同社は外資系証券会社に勤務していた水永政志氏が2001年に創業した不動産投資会社です。水永氏は賃貸に供されているファミリー向けマンションが面積の割に家賃が取れないため流通市場で不人気であることに着目し、割安に購入して入居者が退去するまでは家賃で金利を支払い、退去後に改装して自己居住希望者に転売するというビジネスモデルを築き上げました。この事業は多額の長期資金を必要としますが、当初は銀行が十分な理解を示さなかったため、証券会社時代の大口顧客を募ってファンドを組成するという工夫も行いました。知的で業際的な経験の豊富な水永氏は、不動産市場の歪みを事業化につなげるという点においては、まさに理想的な経営者だったと言えるでしょう。
しかし、2006年に上場してしばらくすると、経営面でマンネリ感が出てきた面も否めません。優れたビジネスモデルを創出した企業にありがちなことですが、いったん事業を理解した後は取材時の質問内容もあまり拡がらず、マクロ経済の話などを多く行なっていた記憶があります。無理をしなかった分、リーマン・ショックによる損害は最小限にとどまりましたが、業績は伸び悩みに転じました。そこで、水永氏は昨年50歳の若さで会長に就任し、後任に不動産業界一筋の秋澤氏を指名しました。社長交代後は、地域の需要に合わせて改装の方針を使い分けるなど、より泥臭い部分で改善が見られる模様です。自分が作り上げた会社にいつまでもしがみつくのではなく、現状で最適な後継者を早く見つけるという考え方は、主流にはならなくとも今後徐々に広がっていくでしょう。
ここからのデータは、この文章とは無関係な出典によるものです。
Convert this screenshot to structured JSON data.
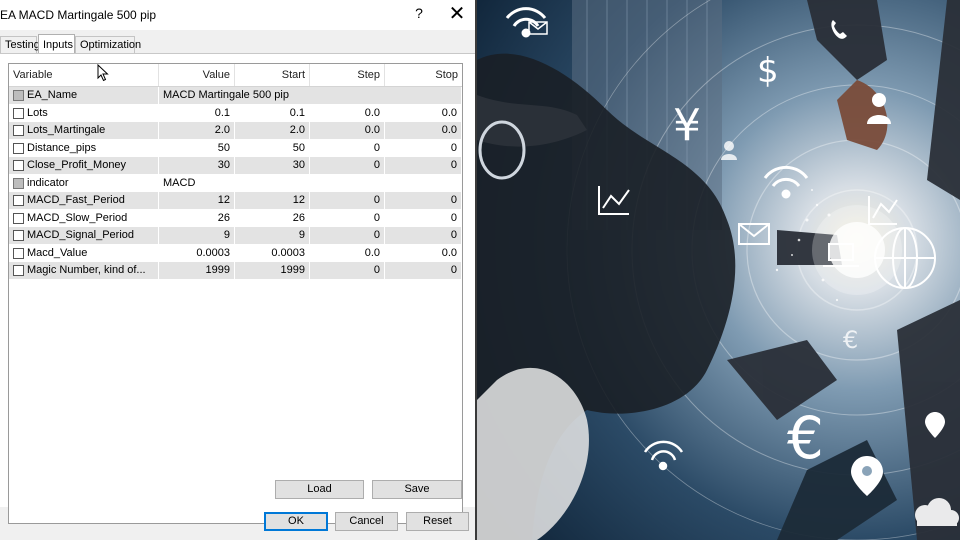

この銘柄については、過去何度も取り上げているので、特に記載するべき事項がありませぬ。
IR情報の決算説明資料の出来がドンドン良くなってますね。個人投資家を意識した対応なのでしょう。いい事です =)。
以下は会長職に退く時の開示情報です。
この度、第15期(平成27年11月期)の事業年度開始を迎えるに当たり、順調な業績の拡大に加え、経営基盤が充分に強固となったことから、今後の更なる会社の成長を見据え、社長交代の節目と判断いたしました。この背景としては、株式会社が、個人を超えた「永続的な存在」として、株主、取引先、社員等のステークホルダーに対し社会的責任を果たし続けるためには、いずれかのタイミングで会社を創業者からうまく独立させ、徐々に所有と経営の分離を進めていくことが、創業者としての大切な役割であるという、水永自身の信念でもあります。
-- 代表取締役の異動に関するお知らせ (PDF, 14.11.17)
次の世代へのバトンタッチまでが経営ですよね =)。